Tesoro Minerals Announces Successful Completion of Over-Subscribed Private Placement

2018-05-11 / @nasdaq

 

NOT FOR DISTRIBUTION TO US NEWSWIRE SERVICES NOR FOR DISSEMINATION IN THE UNITED STATES OF AMERICA

VANCOUVER, British Columbia, May 11, 2018 (GLOBE NEWSWIRE) -- Tesoro Minerals Corp., (“Tesoro” or the “Company”) (TSX Venture:TES) is pleased to announce that it has completed its previously announced non-brokered private placement financing (the “Private Placement”) raising aggregate gross proceeds of $336,000 by the issuance of 5,600,000 units at $0.06 per unit (all dollar amounts in CAD$). Each Unit consists of one common share (a "Share") and one transferable common share purchase warrant (each whole common share purchase warrant, a “Warrant”). Each Warrant will entitle the holder to purchase one additional Share at a price of $0.12 per Share for a period of two years from the date hereof. Tesoro originally announced a private placement of $300,000, but agreed to increase the size of the financing due to investor demand.

In connection with the Private Placement, the Company paid a finder’s fee in respect of subscribers introduced to the Company, which consisted of a cash payment of $20,160 (rather than in shares as previously disclosed in Tesoro’s press release dated March 27, 2018).

The net proceeds of the Private Placement are expected to be used by Tesoro for general working capital and operating expenses to support business efforts. 

The Private Placement is subject to final acceptance by the TSX Venture Exchange.
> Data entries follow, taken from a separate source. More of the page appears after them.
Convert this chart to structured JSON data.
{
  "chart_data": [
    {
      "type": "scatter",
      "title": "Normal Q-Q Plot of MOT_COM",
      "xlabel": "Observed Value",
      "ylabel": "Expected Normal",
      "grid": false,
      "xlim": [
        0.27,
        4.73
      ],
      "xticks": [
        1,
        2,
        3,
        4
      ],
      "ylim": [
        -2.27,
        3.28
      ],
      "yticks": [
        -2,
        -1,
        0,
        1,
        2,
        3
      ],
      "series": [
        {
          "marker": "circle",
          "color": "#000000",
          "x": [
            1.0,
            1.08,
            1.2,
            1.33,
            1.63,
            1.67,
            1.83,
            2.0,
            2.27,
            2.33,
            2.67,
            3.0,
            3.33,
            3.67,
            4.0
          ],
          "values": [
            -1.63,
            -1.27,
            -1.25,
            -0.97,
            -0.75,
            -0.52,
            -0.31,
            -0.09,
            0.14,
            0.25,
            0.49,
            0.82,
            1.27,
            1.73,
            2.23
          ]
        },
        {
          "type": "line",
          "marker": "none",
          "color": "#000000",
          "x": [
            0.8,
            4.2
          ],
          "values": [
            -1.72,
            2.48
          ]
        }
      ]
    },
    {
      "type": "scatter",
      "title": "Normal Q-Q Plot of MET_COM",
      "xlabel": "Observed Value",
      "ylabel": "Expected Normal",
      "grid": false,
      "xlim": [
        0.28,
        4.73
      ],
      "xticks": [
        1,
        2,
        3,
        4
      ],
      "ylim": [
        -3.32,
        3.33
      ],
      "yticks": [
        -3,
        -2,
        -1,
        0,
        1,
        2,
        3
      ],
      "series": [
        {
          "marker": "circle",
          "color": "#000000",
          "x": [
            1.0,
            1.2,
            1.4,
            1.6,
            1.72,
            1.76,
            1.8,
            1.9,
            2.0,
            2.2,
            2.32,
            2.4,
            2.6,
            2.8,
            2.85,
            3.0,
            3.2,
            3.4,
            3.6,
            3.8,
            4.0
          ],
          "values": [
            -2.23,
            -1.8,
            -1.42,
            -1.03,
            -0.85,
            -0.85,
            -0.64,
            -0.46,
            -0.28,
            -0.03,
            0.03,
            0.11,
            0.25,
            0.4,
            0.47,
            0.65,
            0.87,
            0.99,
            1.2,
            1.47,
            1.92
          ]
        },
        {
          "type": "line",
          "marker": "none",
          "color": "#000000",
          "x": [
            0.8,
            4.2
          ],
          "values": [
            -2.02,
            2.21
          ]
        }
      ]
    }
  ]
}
All securities issued under the Private Placement are subject to a four month and one-day restricted resale period expiring on September 12, 2018 in accordance with the policies of the TSX Venture Exchange and applicable securities laws.
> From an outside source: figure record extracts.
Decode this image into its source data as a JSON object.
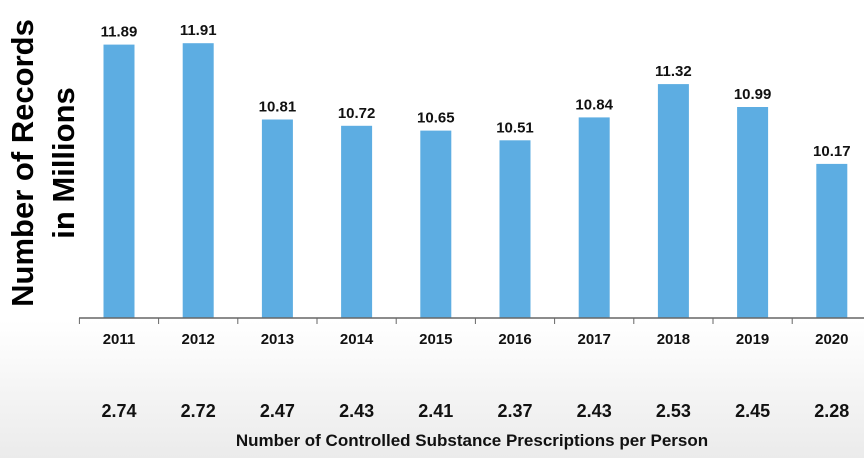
{
  "chart_data": {
    "type": "bar",
    "categories": [
      "2011",
      "2012",
      "2013",
      "2014",
      "2015",
      "2016",
      "2017",
      "2018",
      "2019",
      "2020"
    ],
    "values": [
      11.89,
      11.91,
      10.81,
      10.72,
      10.65,
      10.51,
      10.84,
      11.32,
      10.99,
      10.17
    ],
    "value_labels": [
      "11.89",
      "11.91",
      "10.81",
      "10.72",
      "10.65",
      "10.51",
      "10.84",
      "11.32",
      "10.99",
      "10.17"
    ],
    "secondary_row": [
      "2.74",
      "2.72",
      "2.47",
      "2.43",
      "2.41",
      "2.37",
      "2.43",
      "2.53",
      "2.45",
      "2.28"
    ],
    "ylabel_line1": "Number of Records",
    "ylabel_line2": "in Millions",
    "xlabel": "Number of Controlled Substance Prescriptions per Person",
    "ylim": [
      7.95,
      12.1
    ],
    "bar_color": "#5dade2",
    "grid": false,
    "legend": "none"
  }
}
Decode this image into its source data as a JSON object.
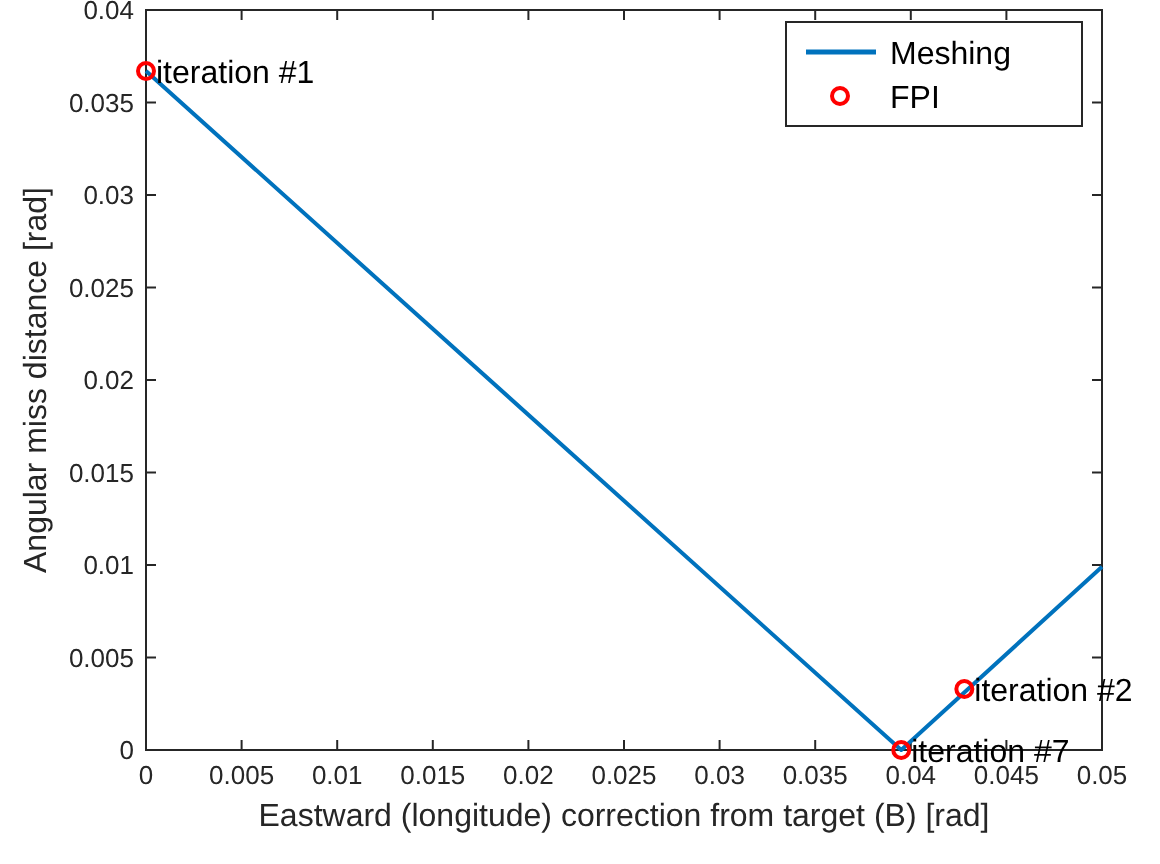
{
  "chart_data": {
    "type": "line",
    "xlabel": "Eastward (longitude) correction from target (B) [rad]",
    "ylabel": "Angular miss distance [rad]",
    "xlim": [
      0,
      0.05
    ],
    "xticks": [
      0,
      0.005,
      0.01,
      0.015,
      0.02,
      0.025,
      0.03,
      0.035,
      0.04,
      0.045,
      0.05
    ],
    "ylim": [
      0,
      0.04
    ],
    "yticks": [
      0,
      0.005,
      0.01,
      0.015,
      0.02,
      0.025,
      0.03,
      0.035,
      0.04
    ],
    "grid": false,
    "legend": "top right",
    "series": [
      {
        "name": "Meshing",
        "type": "line",
        "color": "#0072bd",
        "marker": "none",
        "x": [
          0,
          0.0395,
          0.05
        ],
        "values": [
          0.0367,
          0,
          0.0099
        ]
      },
      {
        "name": "FPI",
        "type": "scatter",
        "color": "#ff0000",
        "marker": "circle",
        "x": [
          0,
          0.0428,
          0.0395
        ],
        "values": [
          0.0367,
          0.0033,
          0
        ]
      }
    ],
    "annotations": [
      {
        "text": "iteration #1",
        "x": 0,
        "y": 0.0367
      },
      {
        "text": "iteration #2",
        "x": 0.0428,
        "y": 0.0033
      },
      {
        "text": "iteration #7",
        "x": 0.0395,
        "y": 0
      }
    ]
  }
}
One insider of the Company participated in the Private Placement, thereby making the Private Placement a “related party transaction”, as defined under Multilateral Instrument – Protection of Minority Security Holders in Security Transactions (“MI 61-101”). The Private Placement was exempt from the formal valuation and minority shareholder approval requirements of MI 61-101 as the Company is not listed on a specified market (as set out in Section 5.5(b) of MI 61-101) and the fair market value of the units issued to, nor the consideration paid by, the insider exceeded $2,500,000 (as set out in Section 5.7(b) of MI 61-101). Tesoro did not file a material change report in respect of the related party transaction at least 21 days before closing of the Private Placement as the date of closing and insider participation was not previously known.

About Tesoro

The Company has assembled a team of experienced geoscientists with extensive exploration experience in the Americas with the aim of acquiring other assets. For further information on the Company please contact Peter Tegart, President & CEO at peter.tegart@gmail.com or at (604) 349-1244.
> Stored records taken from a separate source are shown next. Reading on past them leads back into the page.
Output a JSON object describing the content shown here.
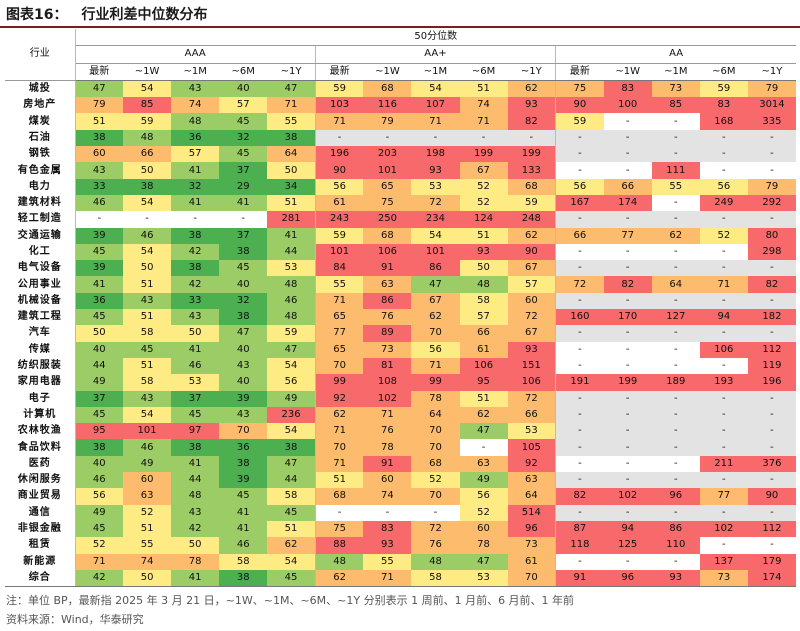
{
  "title": {
    "label": "图表16：",
    "text": "行业利差中位数分布"
  },
  "header": {
    "industry": "行业",
    "main": "50分位数",
    "groups": [
      "AAA",
      "AA+",
      "AA"
    ],
    "subcols": [
      "最新",
      "~1W",
      "~1M",
      "~6M",
      "~1Y"
    ]
  },
  "colors": {
    "green": "#4caf50",
    "lightgreen": "#9ccc65",
    "yellow": "#ffeb84",
    "orange": "#fdbb6e",
    "red": "#f8696b",
    "gray": "#e3e3e3",
    "white": "#ffffff"
  },
  "rows": [
    {
      "name": "城投",
      "aaa": [
        "47",
        "54",
        "43",
        "40",
        "47"
      ],
      "aap": [
        "59",
        "68",
        "54",
        "51",
        "62"
      ],
      "aa": [
        "75",
        "83",
        "73",
        "59",
        "79"
      ]
    },
    {
      "name": "房地产",
      "aaa": [
        "79",
        "85",
        "74",
        "57",
        "71"
      ],
      "aap": [
        "103",
        "116",
        "107",
        "74",
        "93"
      ],
      "aa": [
        "90",
        "100",
        "85",
        "83",
        "3014"
      ]
    },
    {
      "name": "煤炭",
      "aaa": [
        "51",
        "59",
        "48",
        "45",
        "55"
      ],
      "aap": [
        "71",
        "79",
        "71",
        "71",
        "82"
      ],
      "aa": [
        "59",
        "-",
        "-",
        "168",
        "335"
      ]
    },
    {
      "name": "石油",
      "aaa": [
        "38",
        "48",
        "36",
        "32",
        "38"
      ],
      "aap": [
        "-",
        "-",
        "-",
        "-",
        "-"
      ],
      "aa": [
        "-",
        "-",
        "-",
        "-",
        "-"
      ]
    },
    {
      "name": "钢铁",
      "aaa": [
        "60",
        "66",
        "57",
        "45",
        "64"
      ],
      "aap": [
        "196",
        "203",
        "198",
        "199",
        "199"
      ],
      "aa": [
        "-",
        "-",
        "-",
        "-",
        "-"
      ]
    },
    {
      "name": "有色金属",
      "aaa": [
        "43",
        "50",
        "41",
        "37",
        "50"
      ],
      "aap": [
        "90",
        "101",
        "93",
        "67",
        "133"
      ],
      "aa": [
        "-",
        "-",
        "111",
        "-",
        "-"
      ]
    },
    {
      "name": "电力",
      "aaa": [
        "33",
        "38",
        "32",
        "29",
        "34"
      ],
      "aap": [
        "56",
        "65",
        "53",
        "52",
        "68"
      ],
      "aa": [
        "56",
        "66",
        "55",
        "56",
        "79"
      ]
    },
    {
      "name": "建筑材料",
      "aaa": [
        "46",
        "54",
        "41",
        "41",
        "51"
      ],
      "aap": [
        "61",
        "75",
        "72",
        "52",
        "59"
      ],
      "aa": [
        "167",
        "174",
        "-",
        "249",
        "292"
      ]
    },
    {
      "name": "轻工制造",
      "aaa": [
        "-",
        "-",
        "-",
        "-",
        "281"
      ],
      "aap": [
        "243",
        "250",
        "234",
        "124",
        "248"
      ],
      "aa": [
        "-",
        "-",
        "-",
        "-",
        "-"
      ]
    },
    {
      "name": "交通运输",
      "aaa": [
        "39",
        "46",
        "38",
        "37",
        "41"
      ],
      "aap": [
        "59",
        "68",
        "54",
        "51",
        "62"
      ],
      "aa": [
        "66",
        "77",
        "62",
        "52",
        "80"
      ]
    },
    {
      "name": "化工",
      "aaa": [
        "45",
        "54",
        "42",
        "38",
        "44"
      ],
      "aap": [
        "101",
        "106",
        "101",
        "93",
        "90"
      ],
      "aa": [
        "-",
        "-",
        "-",
        "-",
        "298"
      ]
    },
    {
      "name": "电气设备",
      "aaa": [
        "39",
        "50",
        "38",
        "45",
        "53"
      ],
      "aap": [
        "84",
        "91",
        "86",
        "50",
        "67"
      ],
      "aa": [
        "-",
        "-",
        "-",
        "-",
        "-"
      ]
    },
    {
      "name": "公用事业",
      "aaa": [
        "41",
        "51",
        "42",
        "40",
        "48"
      ],
      "aap": [
        "55",
        "63",
        "47",
        "48",
        "57"
      ],
      "aa": [
        "72",
        "82",
        "64",
        "71",
        "82"
      ]
    },
    {
      "name": "机械设备",
      "aaa": [
        "36",
        "43",
        "33",
        "32",
        "46"
      ],
      "aap": [
        "71",
        "86",
        "67",
        "58",
        "60"
      ],
      "aa": [
        "-",
        "-",
        "-",
        "-",
        "-"
      ]
    },
    {
      "name": "建筑工程",
      "aaa": [
        "45",
        "51",
        "43",
        "38",
        "48"
      ],
      "aap": [
        "65",
        "76",
        "62",
        "57",
        "72"
      ],
      "aa": [
        "160",
        "170",
        "127",
        "94",
        "182"
      ]
    },
    {
      "name": "汽车",
      "aaa": [
        "50",
        "58",
        "50",
        "47",
        "59"
      ],
      "aap": [
        "77",
        "89",
        "70",
        "66",
        "67"
      ],
      "aa": [
        "-",
        "-",
        "-",
        "-",
        "-"
      ]
    },
    {
      "name": "传媒",
      "aaa": [
        "40",
        "45",
        "41",
        "40",
        "47"
      ],
      "aap": [
        "65",
        "73",
        "56",
        "61",
        "93"
      ],
      "aa": [
        "-",
        "-",
        "-",
        "106",
        "112"
      ]
    },
    {
      "name": "纺织服装",
      "aaa": [
        "44",
        "51",
        "46",
        "43",
        "54"
      ],
      "aap": [
        "70",
        "81",
        "71",
        "106",
        "151"
      ],
      "aa": [
        "-",
        "-",
        "-",
        "-",
        "119"
      ]
    },
    {
      "name": "家用电器",
      "aaa": [
        "49",
        "58",
        "53",
        "40",
        "56"
      ],
      "aap": [
        "99",
        "108",
        "99",
        "95",
        "106"
      ],
      "aa": [
        "191",
        "199",
        "189",
        "193",
        "196"
      ]
    },
    {
      "name": "电子",
      "aaa": [
        "37",
        "43",
        "37",
        "39",
        "49"
      ],
      "aap": [
        "92",
        "102",
        "78",
        "51",
        "72"
      ],
      "aa": [
        "-",
        "-",
        "-",
        "-",
        "-"
      ]
    },
    {
      "name": "计算机",
      "aaa": [
        "45",
        "54",
        "45",
        "43",
        "236"
      ],
      "aap": [
        "62",
        "71",
        "64",
        "62",
        "66"
      ],
      "aa": [
        "-",
        "-",
        "-",
        "-",
        "-"
      ]
    },
    {
      "name": "农林牧渔",
      "aaa": [
        "95",
        "101",
        "97",
        "70",
        "54"
      ],
      "aap": [
        "71",
        "76",
        "70",
        "47",
        "53"
      ],
      "aa": [
        "-",
        "-",
        "-",
        "-",
        "-"
      ]
    },
    {
      "name": "食品饮料",
      "aaa": [
        "38",
        "46",
        "38",
        "36",
        "38"
      ],
      "aap": [
        "70",
        "78",
        "70",
        "-",
        "105"
      ],
      "aa": [
        "-",
        "-",
        "-",
        "-",
        "-"
      ]
    },
    {
      "name": "医药",
      "aaa": [
        "40",
        "49",
        "41",
        "38",
        "47"
      ],
      "aap": [
        "71",
        "91",
        "68",
        "63",
        "92"
      ],
      "aa": [
        "-",
        "-",
        "-",
        "211",
        "376"
      ]
    },
    {
      "name": "休闲服务",
      "aaa": [
        "46",
        "60",
        "44",
        "39",
        "44"
      ],
      "aap": [
        "51",
        "60",
        "52",
        "49",
        "63"
      ],
      "aa": [
        "-",
        "-",
        "-",
        "-",
        "-"
      ]
    },
    {
      "name": "商业贸易",
      "aaa": [
        "56",
        "63",
        "48",
        "45",
        "58"
      ],
      "aap": [
        "68",
        "74",
        "70",
        "56",
        "64"
      ],
      "aa": [
        "82",
        "102",
        "96",
        "77",
        "90"
      ]
    },
    {
      "name": "通信",
      "aaa": [
        "49",
        "52",
        "43",
        "41",
        "45"
      ],
      "aap": [
        "-",
        "-",
        "-",
        "52",
        "514"
      ],
      "aa": [
        "-",
        "-",
        "-",
        "-",
        "-"
      ]
    },
    {
      "name": "非银金融",
      "aaa": [
        "45",
        "51",
        "42",
        "41",
        "51"
      ],
      "aap": [
        "75",
        "83",
        "72",
        "60",
        "96"
      ],
      "aa": [
        "87",
        "94",
        "86",
        "102",
        "112"
      ]
    },
    {
      "name": "租赁",
      "aaa": [
        "52",
        "55",
        "50",
        "46",
        "62"
      ],
      "aap": [
        "88",
        "93",
        "76",
        "78",
        "73"
      ],
      "aa": [
        "118",
        "125",
        "110",
        "-",
        "-"
      ]
    },
    {
      "name": "新能源",
      "aaa": [
        "71",
        "74",
        "78",
        "58",
        "54"
      ],
      "aap": [
        "48",
        "55",
        "48",
        "47",
        "61"
      ],
      "aa": [
        "-",
        "-",
        "-",
        "137",
        "179"
      ]
    },
    {
      "name": "综合",
      "aaa": [
        "42",
        "50",
        "41",
        "38",
        "45"
      ],
      "aap": [
        "62",
        "71",
        "58",
        "53",
        "70"
      ],
      "aa": [
        "91",
        "96",
        "93",
        "73",
        "174"
      ]
    }
  ],
  "footnote": "注：单位 BP，最新指 2025 年 3 月 21 日，~1W、~1M、~6M、~1Y 分别表示 1 周前、1 月前、6 月前、1 年前",
  "source": "资料来源：Wind，华泰研究"
}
Neither the TSX Venture Exchange nor the Investment Industry Regulatory Organization of Canada accepts responsibility for the adequacy or accuracy of this release.

This news release does not constitute an offer to sell or a solicitation of an offer to buy any of the securities in the United States of America. The securities have not been and will not be registered under the United States Securities Act of 1933 (the “U.S. Securities Act”) or any state securities laws and may not be offered or sold within the United States or to U.S. Persons (as defined in the U.S. Securities Act) unless registered under the U.S. Securities Act and applicable state securities laws, or an exemption from such registration is available.